The explicit specification of D&O insurance is new to the revision. Many small organizations, particularly all-volunteer ones, skip D&O insurance due to the high cost and perception of little benefit and low risk. (This likely would be an accreditation indicator practice.)
Standard 7: D.6.
“Develop a written succession plan to ensure continuity in the leadership and management of the land trust’s functions”
This new practice calls for one of the previously mentioned 9 new plans required by the S&P revision.
The leadership of land trusts should consider with some frequency the issues to be navigated in the event of a leadership transition. But is an all-purpose written succession plan a constructive approach?
Standard 9: F.1.
“For each property or conservation easement the land trust intends to acquire, obtain a professional title investigation, prior to closing, that results in either an attorney’s opinion or certificate of title or a title insurance policy”
This proposed practice goes beyond the current practice in that it additionally requires “an attorney’s opinion or certificate of title or a title insurance policy.” I’m guessing that some (perhaps many) PA land trusts presently don’t go to this length (and expense) for many of their easement acquisitions.
(This likely would be an accreditation indicator practice.)
“Land trusts work diligently to see that every charitable gift of land or conservation easement meets federal and state tax law requirements and to defend against fraudulent transactions”
A number of good comments have been posted online regarding the practices proposed under Standard 10. However, continuing concerns with tax shelter promoters capturing enormous federal tax deductions (see http://www.landtrustalliance.org/important-advisory-tax-shelter-abuse-conservation-donations) may cause the Land Trust Alliance to go beyond the present language and public comments in the next revision draft. Nevertheless, it makes sense for people to comment on the draft practices as they now stand.
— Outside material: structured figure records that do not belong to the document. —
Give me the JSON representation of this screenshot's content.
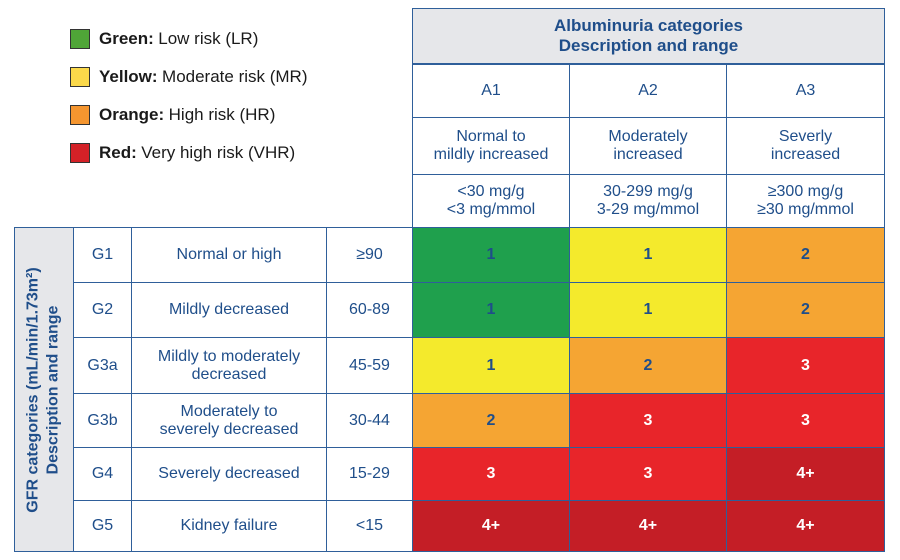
{
  "legend": [
    {
      "color_name": "Green:",
      "description": "Low risk (LR)",
      "swatch": "#4fa537"
    },
    {
      "color_name": "Yellow:",
      "description": "Moderate risk (MR)",
      "swatch": "#fbd94a"
    },
    {
      "color_name": "Orange:",
      "description": "High risk (HR)",
      "swatch": "#f5962f"
    },
    {
      "color_name": "Red:",
      "description": "Very high risk (VHR)",
      "swatch": "#d42127"
    }
  ],
  "albuminuria": {
    "title_line1": "Albuminuria categories",
    "title_line2": "Description and range",
    "columns": [
      {
        "code": "A1",
        "desc_line1": "Normal to",
        "desc_line2": "mildly increased",
        "range_line1": "<30 mg/g",
        "range_line2": "<3 mg/mmol"
      },
      {
        "code": "A2",
        "desc_line1": "Moderately",
        "desc_line2": "increased",
        "range_line1": "30-299 mg/g",
        "range_line2": "3-29 mg/mmol"
      },
      {
        "code": "A3",
        "desc_line1": "Severly",
        "desc_line2": "increased",
        "range_line1": "≥300 mg/g",
        "range_line2": "≥30 mg/mmol"
      }
    ]
  },
  "gfr": {
    "title_line1": "GFR categories (mL/min/1.73m²)",
    "title_line2": "Description and range",
    "rows": [
      {
        "code": "G1",
        "desc_line1": "Normal or high",
        "desc_line2": "",
        "range": "≥90",
        "cells": [
          {
            "value": "1",
            "level": "green"
          },
          {
            "value": "1",
            "level": "yellow"
          },
          {
            "value": "2",
            "level": "orange"
          }
        ]
      },
      {
        "code": "G2",
        "desc_line1": "Mildly decreased",
        "desc_line2": "",
        "range": "60-89",
        "cells": [
          {
            "value": "1",
            "level": "green"
          },
          {
            "value": "1",
            "level": "yellow"
          },
          {
            "value": "2",
            "level": "orange"
          }
        ]
      },
      {
        "code": "G3a",
        "desc_line1": "Mildly to moderately",
        "desc_line2": "decreased",
        "range": "45-59",
        "cells": [
          {
            "value": "1",
            "level": "yellow"
          },
          {
            "value": "2",
            "level": "orange"
          },
          {
            "value": "3",
            "level": "red"
          }
        ]
      },
      {
        "code": "G3b",
        "desc_line1": "Moderately to",
        "desc_line2": "severely decreased",
        "range": "30-44",
        "cells": [
          {
            "value": "2",
            "level": "orange"
          },
          {
            "value": "3",
            "level": "red"
          },
          {
            "value": "3",
            "level": "red"
          }
        ]
      },
      {
        "code": "G4",
        "desc_line1": "Severely decreased",
        "desc_line2": "",
        "range": "15-29",
        "cells": [
          {
            "value": "3",
            "level": "red"
          },
          {
            "value": "3",
            "level": "red"
          },
          {
            "value": "4+",
            "level": "darkred"
          }
        ]
      },
      {
        "code": "G5",
        "desc_line1": "Kidney failure",
        "desc_line2": "",
        "range": "<15",
        "cells": [
          {
            "value": "4+",
            "level": "darkred"
          },
          {
            "value": "4+",
            "level": "darkred"
          },
          {
            "value": "4+",
            "level": "darkred"
          }
        ]
      }
    ]
  },
  "colors": {
    "border": "#2f5f9a",
    "text": "#1f4e8a",
    "header_bg": "#e6e7ea",
    "green": "#1fa04d",
    "yellow": "#f4ea2c",
    "orange": "#f5a533",
    "red": "#e8252a",
    "darkred": "#c41e26"
  }
}
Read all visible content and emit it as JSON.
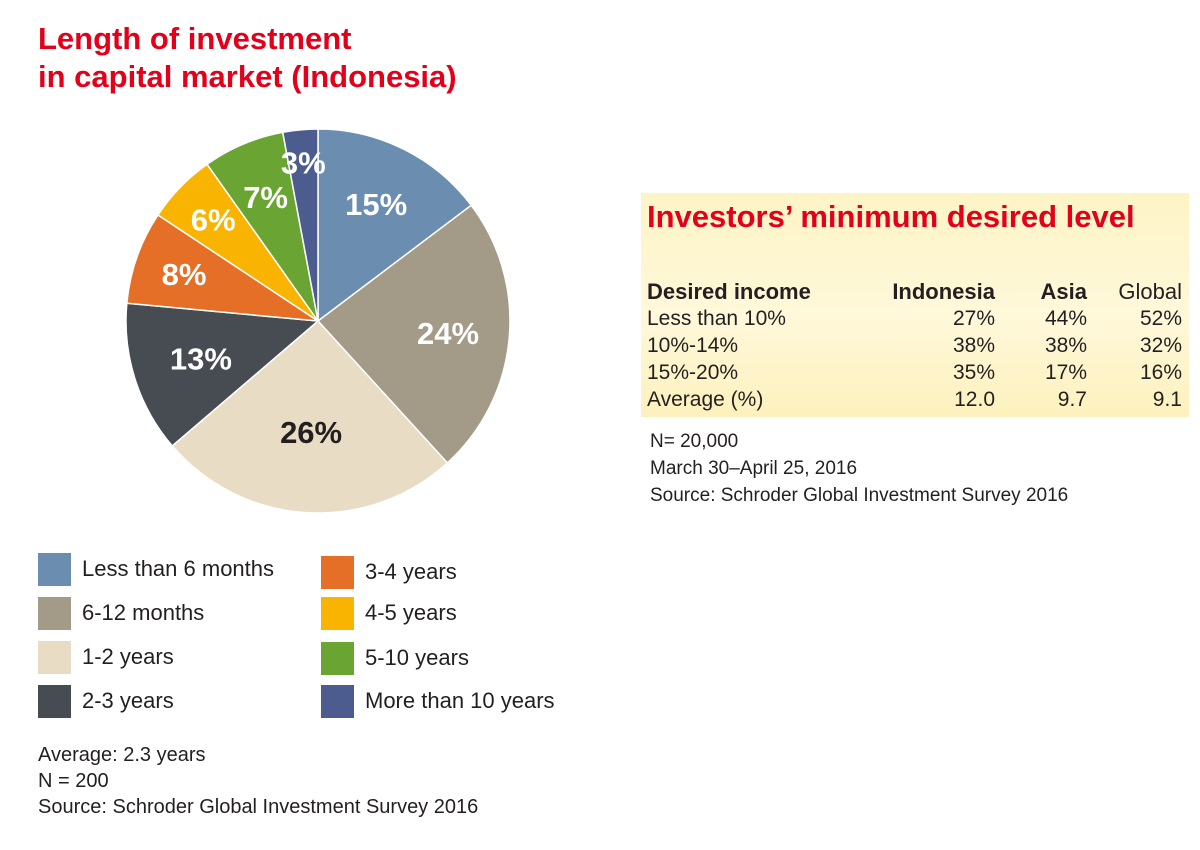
{
  "chart_data": [
    {
      "type": "pie",
      "title_lines": [
        "Length of investment",
        "in capital market (Indonesia)"
      ],
      "slices": [
        {
          "label": "Less than 6 months",
          "value": 15,
          "data_label": "15%",
          "color": "#6a8db0",
          "label_color": "#ffffff"
        },
        {
          "label": "6-12 months",
          "value": 24,
          "data_label": "24%",
          "color": "#a39a88",
          "label_color": "#ffffff"
        },
        {
          "label": "1-2 years",
          "value": 26,
          "data_label": "26%",
          "color": "#e8dcc4",
          "label_color": "#231f20"
        },
        {
          "label": "2-3 years",
          "value": 13,
          "data_label": "13%",
          "color": "#474b52",
          "label_color": "#ffffff"
        },
        {
          "label": "3-4 years",
          "value": 8,
          "data_label": "8%",
          "color": "#e56f27",
          "label_color": "#ffffff"
        },
        {
          "label": "4-5 years",
          "value": 6,
          "data_label": "6%",
          "color": "#f8b400",
          "label_color": "#ffffff"
        },
        {
          "label": "5-10 years",
          "value": 7,
          "data_label": "7%",
          "color": "#6aa433",
          "label_color": "#ffffff"
        },
        {
          "label": "More than 10 years",
          "value": 3,
          "data_label": "3%",
          "color": "#4d5c8f",
          "label_color": "#ffffff"
        }
      ],
      "legend_placement": "bottom",
      "notes": [
        "Average: 2.3 years",
        "N = 200",
        "Source: Schroder Global Investment Survey 2016"
      ]
    },
    {
      "type": "table",
      "title": "Investors’ minimum desired level",
      "columns": [
        "Desired income",
        "Indonesia",
        "Asia",
        "Global"
      ],
      "rows": [
        [
          "Less than 10%",
          "27%",
          "44%",
          "52%"
        ],
        [
          "10%-14%",
          "38%",
          "38%",
          "32%"
        ],
        [
          "15%-20%",
          "35%",
          "17%",
          "16%"
        ],
        [
          "Average (%)",
          "12.0",
          "9.7",
          "9.1"
        ]
      ],
      "notes": [
        "N= 20,000",
        "March 30–April 25, 2016",
        "Source: Schroder Global Investment Survey 2016"
      ]
    }
  ]
}
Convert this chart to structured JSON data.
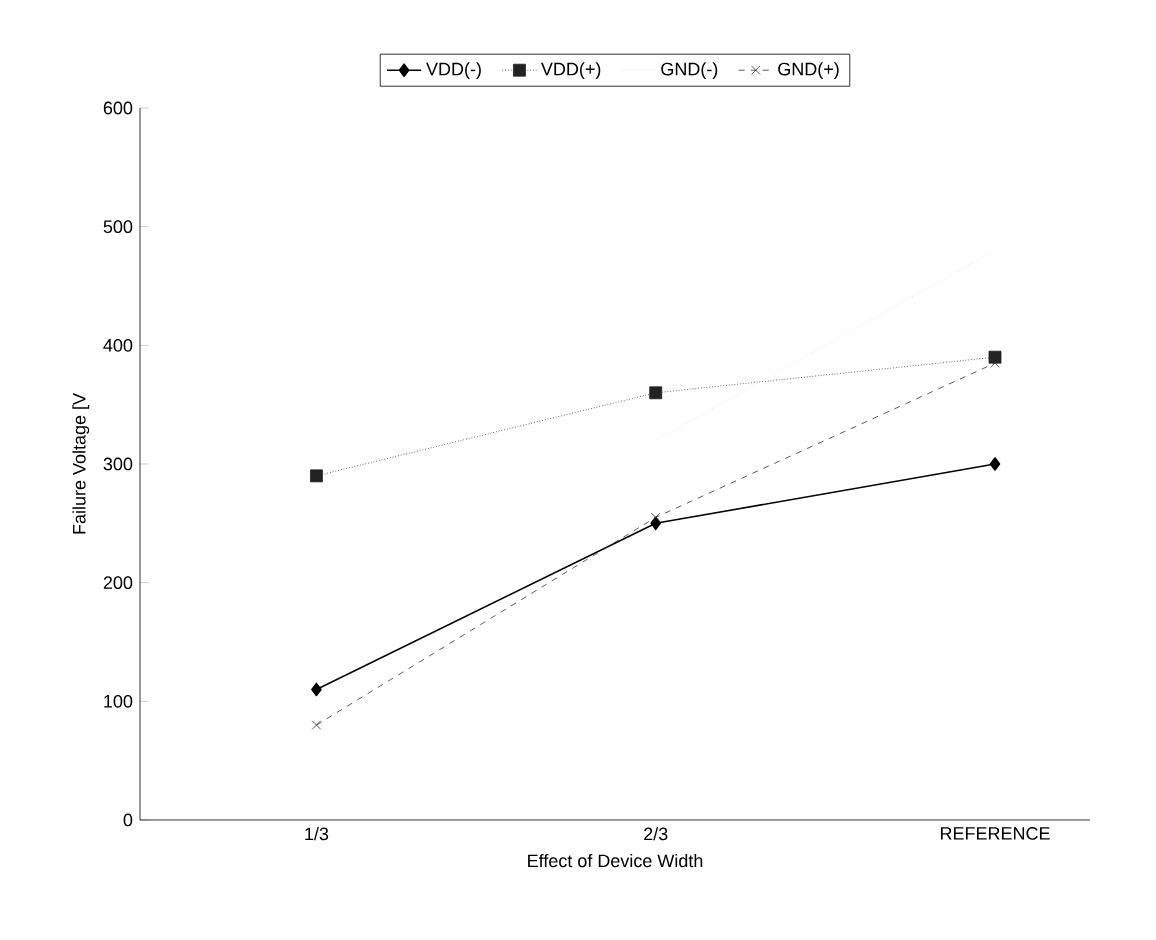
{
  "chart_data": {
    "type": "line",
    "xlabel": "Effect of Device Width",
    "ylabel": "Failure Voltage [V",
    "categories": [
      "1/3",
      "2/3",
      "REFERENCE"
    ],
    "ylim": [
      0,
      600
    ],
    "yticks": [
      0,
      100,
      200,
      300,
      400,
      500,
      600
    ],
    "grid": false,
    "legend": "top",
    "series": [
      {
        "name": "VDD(-)",
        "color": "#000000",
        "values": [
          110,
          250,
          300
        ],
        "marker": "diamond",
        "line_style": "solid"
      },
      {
        "name": "VDD(+)",
        "color": "#222222",
        "values": [
          290,
          360,
          390
        ],
        "marker": "square",
        "line_style": "dotted"
      },
      {
        "name": "GND(-)",
        "color": "#d8d8d8",
        "values": [
          null,
          320,
          480
        ],
        "marker": "none",
        "line_style": "dotted"
      },
      {
        "name": "GND(+)",
        "color": "#333333",
        "values": [
          80,
          255,
          385
        ],
        "marker": "cross",
        "line_style": "dashed"
      }
    ]
  }
}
What’s my thinking? As I state online, Land trusts should “conduct a limited review of each potential donative transaction for consistency with federal and state income tax benefit requirements, understanding that land trusts lack the qualifications and capacity to fully and accurately assess the tax consequences of a transaction.” Beyond this, we need to identify practices that help land trusts to avoid inadvertently supporting fraudulent transactions, mischaracterizations of donations, and grossly overinflated valuations. We need practices that help them without forcing them to do a job only the IRS and appraisers are qualified to do and without pretending that land trusts have expertise and capacity that they don’t have.
Standard 11: B.3.
“Prepare a supplement to the baseline or a current conditions report, signed by the landowner and the land trust, when there are significant changes to the land or the conservation easement, such as a result of an amendment or the exercise of a permitted right”
This proposed new practice requires not only a supplement or a current conditions report but also that the document be signed. Presently, many land trusts in many circumstances can use their annual monitoring reports to serve as documentation.